# Polynomial Regression Assignment

---

In this assignment, you will explore **polynomial regression**, an extension of linear regression models that captures non-linear relationships between variables by adding powers of the original features.

## Objective
By the end of this assignment, you will:
- Understand the concept of polynomial regression and how it differs from linear regression.
- Learn how to implement polynomial regression in Python.
- Compare the performance of linear and polynomial models on a dataset to observe the impact of model complexity.

---


## About Dataset
### Manufacturing Data Report
This report presents an analysis of a manufacturing dataset, which simulates real-world data collected from a manufacturing process. The dataset is designed to explore the relationships between various process parameters and product quality. It contains both feature variables that represent process conditions and a target variable that represents the quality rating of the manufactured items.

**This dataset is clean and does not require any preprocessing steps.**

### Features
Temperature (°C): This column represents the temperature during the manufacturing process, measured in degrees Celsius. Temperature plays a critical role in many manufacturing processes, influencing material properties and product quality.
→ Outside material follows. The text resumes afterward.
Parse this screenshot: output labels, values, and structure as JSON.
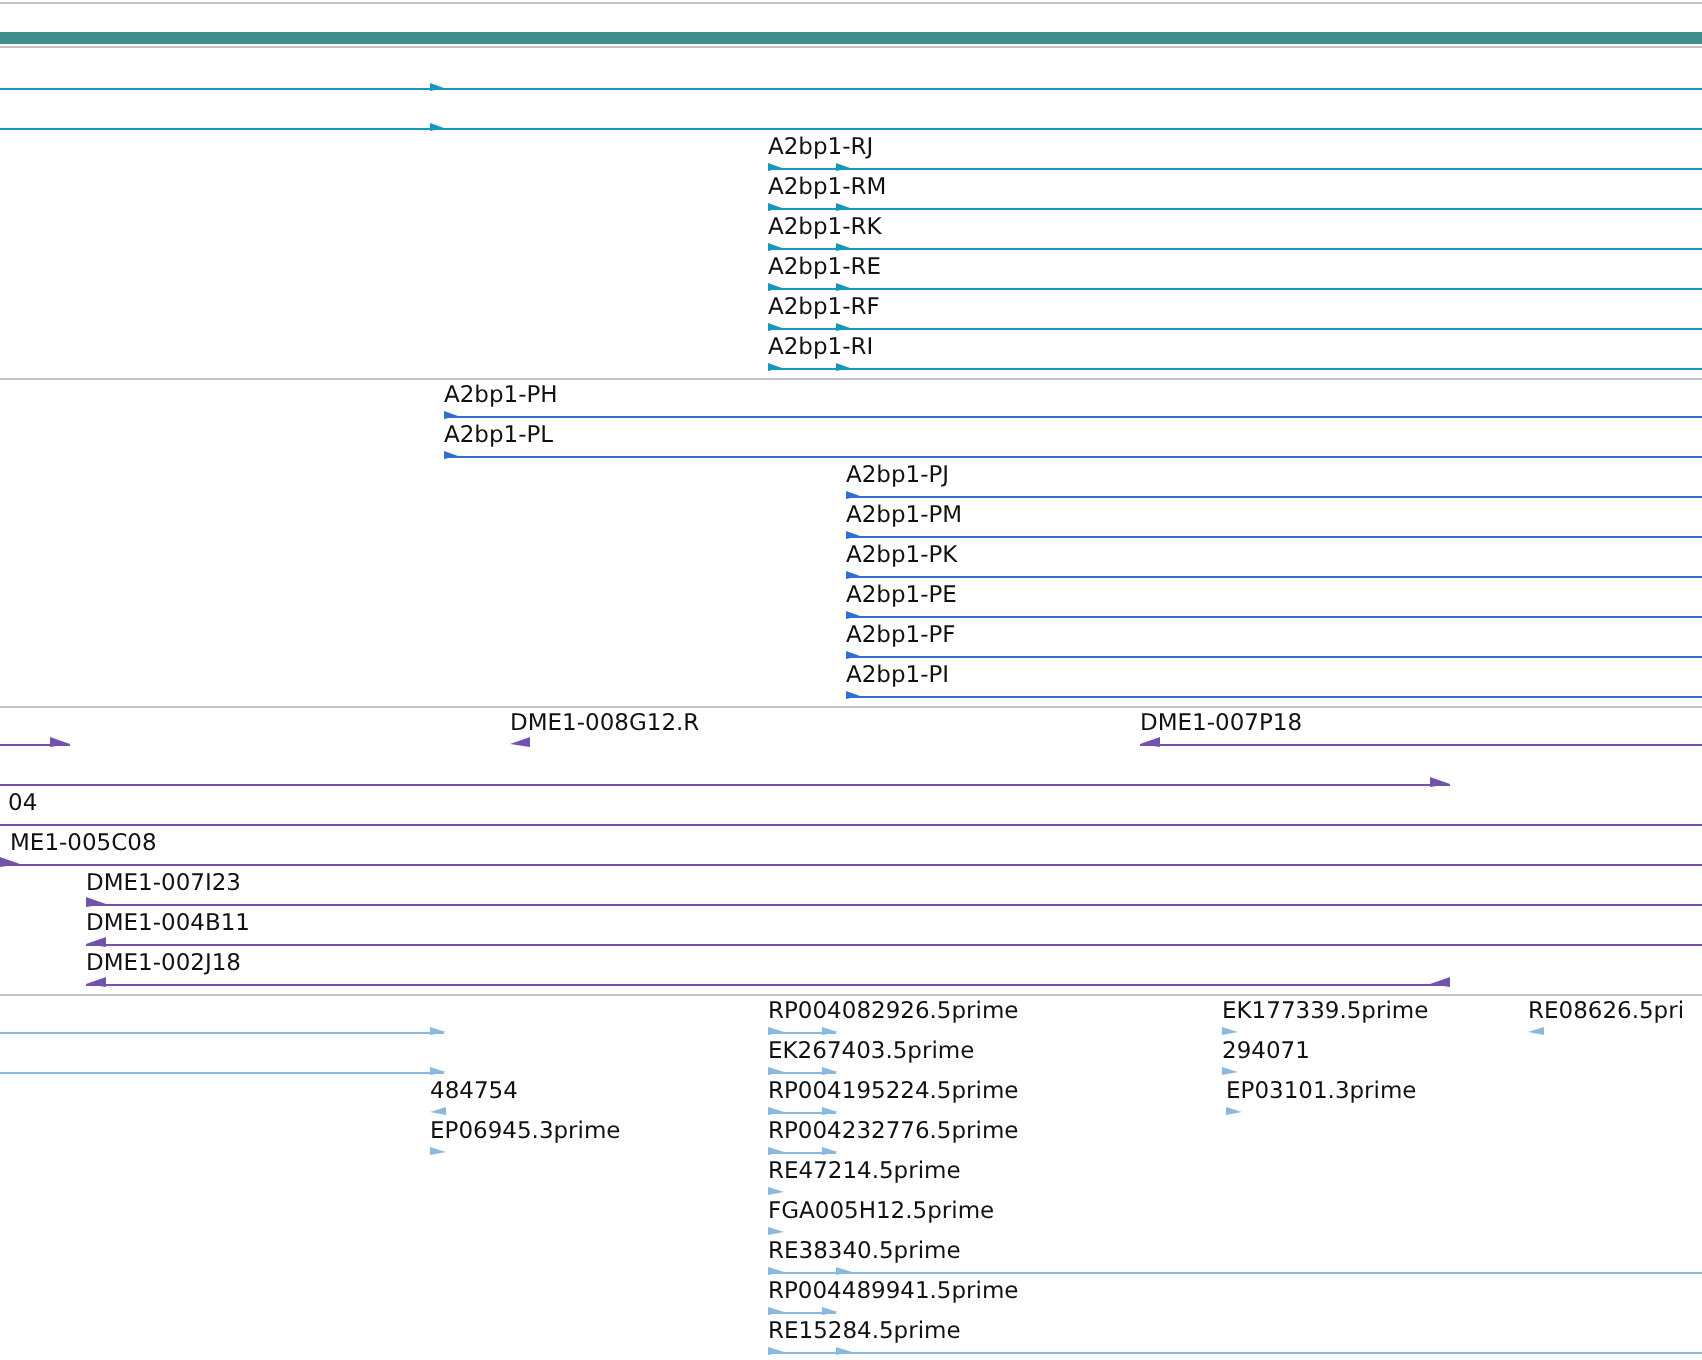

Pressure (kPa): The pressure applied during the manufacturing process, measured in kilopascals (kPa). Pressure can affect the material transformation and the overall outcome of the manufacturing process.

Temperature x Pressure: This feature is an interaction term between temperature and pressure, which captures the combined effect of these two process parameters.

Material Fusion Metric: A derived metric calculated as the sum of the square of temperature and the cube of pressure. It represents a material fusion-related measurement during the manufacturing process.

Material Transformation Metric: Another derived metric calculated as the cube of temperature minus the square of pressure. It provides insight into material transformation dynamics.

Quality Rating: The target variable, 'Quality Rating,' represents the overall quality rating of the produced items. Quality is a crucial aspect of manufacturing, and this rating serves as a measure of the final product's quality.


## Assignment Instruction Overview

#### 0. Preliminary steps
Set up the environment by importing necessary libraries (such as numpy, pandas, and matplotlib) and ensure the dataset is accessible for loading. This step ensures you have the required tools to work with data and perform polynomial regression.

#### 1. Loading and Visualizing the Data
Load the dataset into a DataFrame and plot it to observe the relationship between features and the target variable. This initial exploration helps determine if the data exhibits a non-linear pattern that may benefit from polynomial regression.

#### 2. Prepare the dataset
Preprocess the data by selecting the feature(s) and target variable, handling any missing values, and potentially scaling the data if needed. Preparing the dataset is key for obtaining meaningful and consistent results from the model.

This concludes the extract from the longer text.